Sky Italia S.r.l. is an Italian satellite television platform owned by the American media conglomerate Comcast. Sky Italia also broadcasts three national free-to-air television channels: TV8, Cielo and Sky TG24. As of 2018, following an agreement with Mediaset, Sky Italia also operates a series of subscription-based terrestrial channels offering sports, entertainment, and movies. Sky Italia is also the major sports broadcaster in Italy.

Pay TV services on Sky Italia satellite platform are encrypted in NDS VideoGuard.

History
Sky Italia was founded on 31 July 2003 by the merger of TELE+ and Stream TV.

Sky Italia uses the Hot Bird 13B satellite at 13.0°E.

On 28 June 2010, Sky Italia changed its brands and logos, making them identical to the BSkyB ones.

On 1 October 2010, Sky activated its first 3D channel, Sky Sport 3D, available without any extra cost to the Sport pack subscribers. The very first event Sky Sport 3D aired was the 2010 Ryder Cup. On 25 December 2010, Sky launched another 3D channel: Sky Cinema 3D, airing 3D movies, available for free for Cinema pack subscribers. These channels have been replaced by Sky 3D on 6 September 2011, then closed on 16 January 2018.

Tom Mockridge, the then head of Sky Italia replaced Rebekah Brooks as chief executive of News International after she had resigned on 15 July 2011.

Andrea Zappia replaced Tom Mockridge as CEO on 1 August 2011. On 7 October 2011 Sky Italia announced it reached the 5 million subscribers benchmark.

Following News Corporation's split into two on 28 June 2013, to create two separate companies, 21st Century Fox (the re-branded News Corporation), and the spin-off company New News Corp, the 100% stake held by News Corporation in Sky Italia was retained by the re-branded 21st Century Fox.

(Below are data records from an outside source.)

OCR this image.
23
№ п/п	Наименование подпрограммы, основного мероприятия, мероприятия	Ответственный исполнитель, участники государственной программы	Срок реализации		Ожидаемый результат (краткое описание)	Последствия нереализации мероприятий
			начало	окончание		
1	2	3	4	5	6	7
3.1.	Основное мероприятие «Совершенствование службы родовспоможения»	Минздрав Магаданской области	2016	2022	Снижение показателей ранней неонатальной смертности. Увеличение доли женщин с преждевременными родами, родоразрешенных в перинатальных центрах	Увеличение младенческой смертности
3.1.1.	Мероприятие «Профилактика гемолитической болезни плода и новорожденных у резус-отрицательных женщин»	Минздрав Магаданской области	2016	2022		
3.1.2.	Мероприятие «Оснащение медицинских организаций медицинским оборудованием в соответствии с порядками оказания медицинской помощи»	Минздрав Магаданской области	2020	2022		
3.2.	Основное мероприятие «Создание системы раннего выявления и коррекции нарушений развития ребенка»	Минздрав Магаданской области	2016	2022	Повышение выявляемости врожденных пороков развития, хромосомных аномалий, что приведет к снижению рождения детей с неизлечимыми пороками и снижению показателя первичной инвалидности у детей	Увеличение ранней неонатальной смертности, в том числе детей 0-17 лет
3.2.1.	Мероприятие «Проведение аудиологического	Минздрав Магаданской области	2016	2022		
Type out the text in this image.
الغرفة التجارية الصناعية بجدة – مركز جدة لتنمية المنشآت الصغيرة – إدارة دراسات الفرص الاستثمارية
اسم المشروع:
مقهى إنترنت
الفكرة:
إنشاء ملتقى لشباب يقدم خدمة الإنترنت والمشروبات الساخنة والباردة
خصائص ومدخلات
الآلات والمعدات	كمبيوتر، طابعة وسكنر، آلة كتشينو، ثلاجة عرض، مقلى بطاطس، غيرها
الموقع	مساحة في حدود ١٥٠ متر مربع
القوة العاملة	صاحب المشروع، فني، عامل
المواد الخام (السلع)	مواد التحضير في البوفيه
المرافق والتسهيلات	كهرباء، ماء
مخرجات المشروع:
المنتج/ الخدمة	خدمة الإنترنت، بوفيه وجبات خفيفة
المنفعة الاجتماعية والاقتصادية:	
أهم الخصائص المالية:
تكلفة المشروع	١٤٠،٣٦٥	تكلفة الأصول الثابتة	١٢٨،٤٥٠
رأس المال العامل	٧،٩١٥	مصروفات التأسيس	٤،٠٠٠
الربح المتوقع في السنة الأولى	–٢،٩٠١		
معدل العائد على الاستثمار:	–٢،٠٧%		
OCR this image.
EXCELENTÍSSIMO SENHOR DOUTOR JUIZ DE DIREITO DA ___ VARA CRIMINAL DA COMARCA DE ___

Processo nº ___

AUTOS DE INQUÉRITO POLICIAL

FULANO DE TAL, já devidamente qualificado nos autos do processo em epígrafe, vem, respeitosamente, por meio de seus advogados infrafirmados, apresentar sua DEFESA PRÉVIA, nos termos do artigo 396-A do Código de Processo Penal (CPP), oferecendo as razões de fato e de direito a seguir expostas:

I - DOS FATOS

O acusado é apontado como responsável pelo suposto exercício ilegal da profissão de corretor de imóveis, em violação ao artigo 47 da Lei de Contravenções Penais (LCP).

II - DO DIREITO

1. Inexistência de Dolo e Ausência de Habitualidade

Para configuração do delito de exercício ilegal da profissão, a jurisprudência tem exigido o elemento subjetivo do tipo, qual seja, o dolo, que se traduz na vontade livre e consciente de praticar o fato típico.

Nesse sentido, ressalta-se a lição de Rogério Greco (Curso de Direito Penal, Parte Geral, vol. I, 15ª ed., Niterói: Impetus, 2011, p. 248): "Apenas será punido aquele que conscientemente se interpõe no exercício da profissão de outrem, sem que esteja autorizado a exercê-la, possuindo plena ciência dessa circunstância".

Following media speculation, on 12 May 2014 Sky Italia's sister company, BSkyB, confirmed that it was in talks with its largest shareholder, 21st Century Fox, about acquiring 21st Century Fox's 57.4% stake in Sky Deutschland and its 100% stake in Sky Italia. The enlarged company would be likely to be called "Sky Europe" and it will consolidate 21st Century Fox's European digital TV assets into one company. The sale was announced on 25 July 2014 which was subject to regulatory and shareholder approval. The acquisition was completed on 13 November.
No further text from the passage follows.